At step 502, the anomaly detection module 302 determines whether an anomaly has been detected based on the sensor data received by the sensor data reception module 300. In particular, the anomaly detection module 302 may determine whether the vehicle 102 has hit or otherwise interacted with an anomaly. For example, the anomaly detection module 302 may determine that the vehicle 102 has hit an anomaly based on a sudden change to a speed, acceleration, or trajectory of the vehicle 102.
If the anomaly detection module 302 determines that an anomaly has not been detected (No at step 502), then control returns to step 500 and the sensor data reception module 300 continues to receive additional sensor data. Alternatively, the anomaly detection module 302 determines that an anomaly has been detected (Yes at step 502), then control passes to step 504.
At step 504, after an anomaly has been detected, the audio buffer extraction module 306 extracts a portion of the audio stored in the buffer and stores it in the data storage component 216. In some examples, the audio buffer extraction module 306 may extract audio from the buffer recorded over a certain length of time. In some examples, the audio buffer extraction module 306 may extract audio from the buffer recorded while the vehicle 102 has traveled a certain distance. As such, an audio recording of an interaction between the vehicle 102 and the anomaly may be recorded even if the anomaly detection module 302 does not detect the anomaly until after the vehicle 102 reaches the anomaly.

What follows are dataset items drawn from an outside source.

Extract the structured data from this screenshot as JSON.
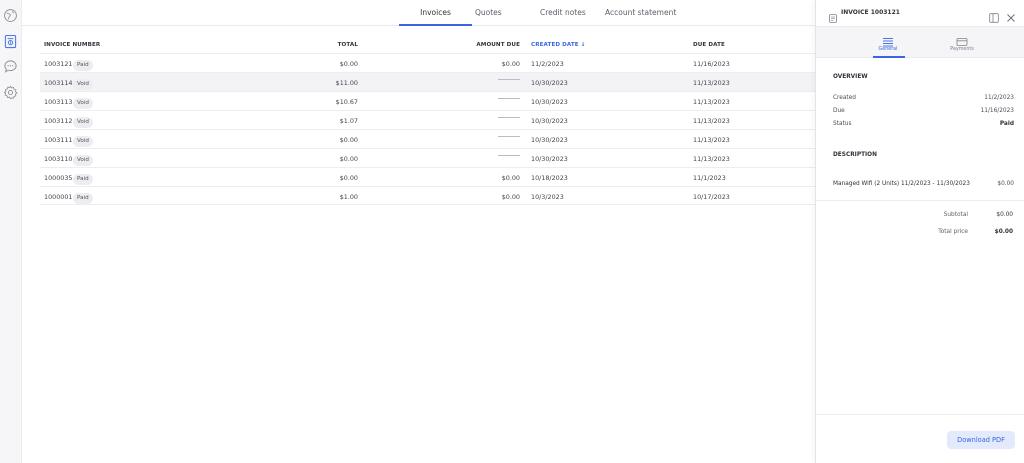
{
  "tabs": [
    {
      "label": "Invoices",
      "active": true
    },
    {
      "label": "Quotes",
      "active": false
    },
    {
      "label": "Credit notes",
      "active": false
    },
    {
      "label": "Account statement",
      "active": false
    }
  ],
  "rail": [
    "globe-icon",
    "invoice-icon",
    "chat-icon",
    "settings-icon"
  ],
  "table": {
    "headers": {
      "invoice_number": "INVOICE NUMBER",
      "total": "TOTAL",
      "amount_due": "AMOUNT DUE",
      "created_date": "CREATED DATE ↓",
      "due_date": "DUE DATE"
    },
    "rows": [
      {
        "number": "1003121",
        "status": "Paid",
        "total": "$0.00",
        "amount_due": "$0.00",
        "created": "11/2/2023",
        "due": "11/16/2023"
      },
      {
        "number": "1003114",
        "status": "Void",
        "total": "$11.00",
        "amount_due": "",
        "created": "10/30/2023",
        "due": "11/13/2023"
      },
      {
        "number": "1003113",
        "status": "Void",
        "total": "$10.67",
        "amount_due": "",
        "created": "10/30/2023",
        "due": "11/13/2023"
      },
      {
        "number": "1003112",
        "status": "Void",
        "total": "$1.07",
        "amount_due": "",
        "created": "10/30/2023",
        "due": "11/13/2023"
      },
      {
        "number": "1003111",
        "status": "Void",
        "total": "$0.00",
        "amount_due": "",
        "created": "10/30/2023",
        "due": "11/13/2023"
      },
      {
        "number": "1003110",
        "status": "Void",
        "total": "$0.00",
        "amount_due": "",
        "created": "10/30/2023",
        "due": "11/13/2023"
      },
      {
        "number": "1000035",
        "status": "Paid",
        "total": "$0.00",
        "amount_due": "$0.00",
        "created": "10/18/2023",
        "due": "11/1/2023"
      },
      {
        "number": "1000001",
        "status": "Paid",
        "total": "$1.00",
        "amount_due": "$0.00",
        "created": "10/3/2023",
        "due": "10/17/2023"
      }
    ]
  },
  "panel": {
    "title": "INVOICE 1003121",
    "tabs": [
      {
        "label": "General",
        "active": true
      },
      {
        "label": "Payments",
        "active": false
      }
    ],
    "overview_heading": "OVERVIEW",
    "overview": [
      {
        "key": "Created",
        "value": "11/2/2023"
      },
      {
        "key": "Due",
        "value": "11/16/2023"
      },
      {
        "key": "Status",
        "value": "Paid"
      }
    ],
    "description_heading": "DESCRIPTION",
    "line_item": {
      "label": "Managed Wifi (2 Units) 11/2/2023 - 11/30/2023",
      "amount": "$0.00"
    },
    "subtotal": {
      "label": "Subtotal",
      "value": "$0.00"
    },
    "total_price": {
      "label": "Total price",
      "value": "$0.00"
    },
    "download_label": "Download PDF"
  },
  "colors": {
    "accent": "#3c66e0",
    "badge_bg": "#ecedf1",
    "row_highlight": "#f3f3f6"
  }
}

It should now be understood that embodiments described herein are directed to road sound detection. A vehicle system of a vehicle may detect that the vehicle is approaching a road anomaly and may cause a microphone to begin recording audio as the vehicle approaches the anomaly. The audio may continue to be recorded as the vehicle reaches and interacts with the anomaly, and for a short time after reaching the anomaly. As such, the microphone may record the sound of the vehicle interacting with the anomaly. If the anomaly causes any damage to the vehicle, the recorded audio may later be played back to a vehicle technician. The audio may assist the technician in diagnosing the specific damage that was done to the vehicle and determining what repairs are needed.

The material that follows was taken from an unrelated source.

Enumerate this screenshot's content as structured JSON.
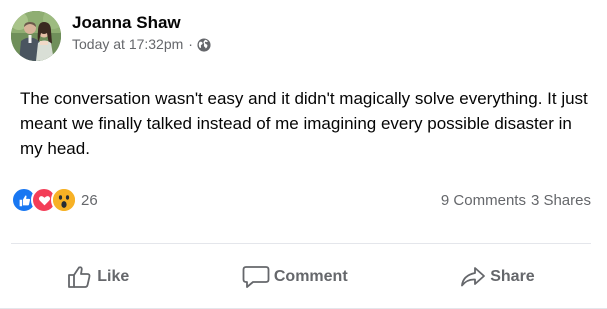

It is noted that the terms “substantially” and “about” may be utilized herein to represent the inherent degree of uncertainty that may be attributed to any quantitative comparison, value, measurement, or other representation. These terms are also utilized herein to represent the degree by which a quantitative representation may vary from a stated reference without resulting in a change in the basic function of the subject matter at issue.

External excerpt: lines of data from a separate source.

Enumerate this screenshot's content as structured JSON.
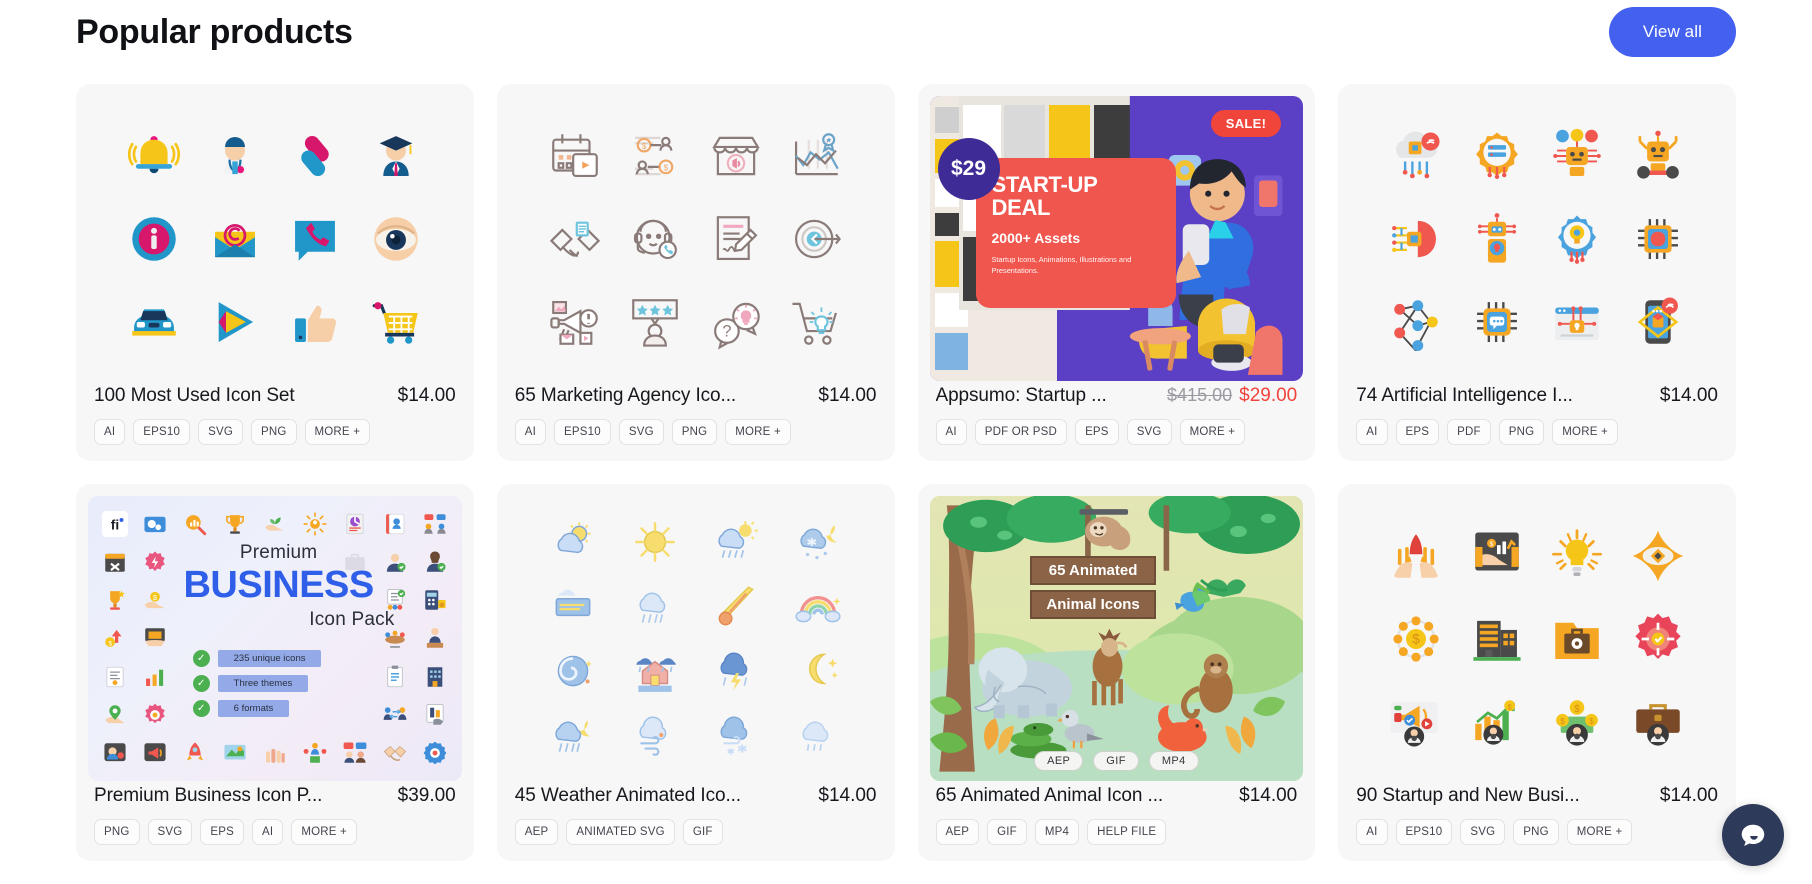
{
  "header": {
    "title": "Popular products",
    "view_all_label": "View all",
    "accent_color": "#4361ee"
  },
  "products": [
    {
      "title": "100 Most Used Icon Set",
      "price": "$14.00",
      "tags": [
        "AI",
        "EPS10",
        "SVG",
        "PNG",
        "MORE +"
      ],
      "thumb_kind": "icon-sheet-flat",
      "icons": [
        "bell-icon",
        "doctor-icon",
        "link-icon",
        "graduate-icon",
        "info-icon",
        "email-icon",
        "phone-chat-icon",
        "eye-icon",
        "car-icon",
        "play-icon",
        "thumbs-up-icon",
        "shopping-cart-icon"
      ]
    },
    {
      "title": "65 Marketing Agency Ico...",
      "price": "$14.00",
      "tags": [
        "AI",
        "EPS10",
        "SVG",
        "PNG",
        "MORE +"
      ],
      "thumb_kind": "icon-sheet-line",
      "icons": [
        "calendar-video-icon",
        "money-network-icon",
        "shop-megaphone-icon",
        "chart-award-icon",
        "handshake-icon",
        "headset-support-icon",
        "contract-pencil-icon",
        "target-arrow-icon",
        "megaphone-media-icon",
        "review-stars-icon",
        "question-idea-icon",
        "cart-idea-icon"
      ]
    },
    {
      "title": "Appsumo: Startup ...",
      "price_old": "$415.00",
      "price_new": "$29.00",
      "tags": [
        "AI",
        "PDF OR PSD",
        "EPS",
        "SVG",
        "MORE +"
      ],
      "thumb_kind": "appsumo-banner",
      "banner": {
        "price_badge": "$29",
        "sale_badge": "SALE!",
        "headline": "START-UP DEAL",
        "subhead": "2000+ Assets",
        "description": "Startup Icons, Animations, Illustrations and Presentations."
      }
    },
    {
      "title": "74 Artificial Intelligence I...",
      "price": "$14.00",
      "tags": [
        "AI",
        "EPS",
        "PDF",
        "PNG",
        "MORE +"
      ],
      "thumb_kind": "icon-sheet-ai",
      "icons": [
        "cloud-chip-icon",
        "gear-server-icon",
        "robot-emotions-icon",
        "robot-wheels-icon",
        "brain-circuit-icon",
        "robot-mobile-icon",
        "gear-bulb-icon",
        "chip-brain-icon",
        "neural-network-icon",
        "chip-chat-icon",
        "browser-lock-circuit-icon",
        "phone-ar-icon"
      ]
    },
    {
      "title": "Premium Business Icon P...",
      "price": "$39.00",
      "tags": [
        "PNG",
        "SVG",
        "EPS",
        "AI",
        "MORE +"
      ],
      "thumb_kind": "premium-business",
      "overlay": {
        "line1": "Premium",
        "line2": "BUSINESS",
        "line3": "Icon Pack",
        "features": [
          "235 unique icons",
          "Three themes",
          "6 formats"
        ]
      }
    },
    {
      "title": "45 Weather Animated Ico...",
      "price": "$14.00",
      "tags": [
        "AEP",
        "ANIMATED SVG",
        "GIF"
      ],
      "thumb_kind": "icon-sheet-weather",
      "icons": [
        "sun-cloud-icon",
        "sun-icon",
        "rain-sun-icon",
        "snow-moon-icon",
        "fog-icon",
        "rain-cloud-icon",
        "meteor-icon",
        "rainbow-icon",
        "hurricane-icon",
        "flood-house-icon",
        "thunderstorm-icon",
        "moon-stars-icon",
        "rain-moon-icon",
        "wind-cloud-icon",
        "snow-wind-icon",
        "drizzle-icon"
      ]
    },
    {
      "title": "65 Animated Animal Icon ...",
      "price": "$14.00",
      "tags": [
        "AEP",
        "GIF",
        "MP4",
        "HELP FILE"
      ],
      "thumb_kind": "jungle-banner",
      "banner": {
        "line1": "65 Animated",
        "line2": "Animal Icons",
        "badges": [
          "AEP",
          "GIF",
          "MP4"
        ]
      }
    },
    {
      "title": "90 Startup and New Busi...",
      "price": "$14.00",
      "tags": [
        "AI",
        "EPS10",
        "SVG",
        "PNG",
        "MORE +"
      ],
      "thumb_kind": "icon-sheet-startup",
      "icons": [
        "rocket-hands-icon",
        "handshake-growth-icon",
        "lightbulb-icon",
        "vision-diamond-icon",
        "coin-dollar-icon",
        "office-building-icon",
        "briefcase-folder-icon",
        "target-badge-icon",
        "marketing-megaphone-icon",
        "growth-chart-icon",
        "money-user-icon",
        "briefcase-icon"
      ]
    }
  ],
  "chat": {
    "icon": "chat-bubble-icon"
  }
}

While particular embodiments have been illustrated and described herein, it should be understood that various other changes and modifications may be made without departing from the spirit and scope of the claimed subject matter. Moreover, although various aspects of the claimed subject matter have been described herein, such aspects need not be utilized in combination. It is therefore intended that the appended claims cover all such changes and modifications that are within the scope of the claimed subject matter.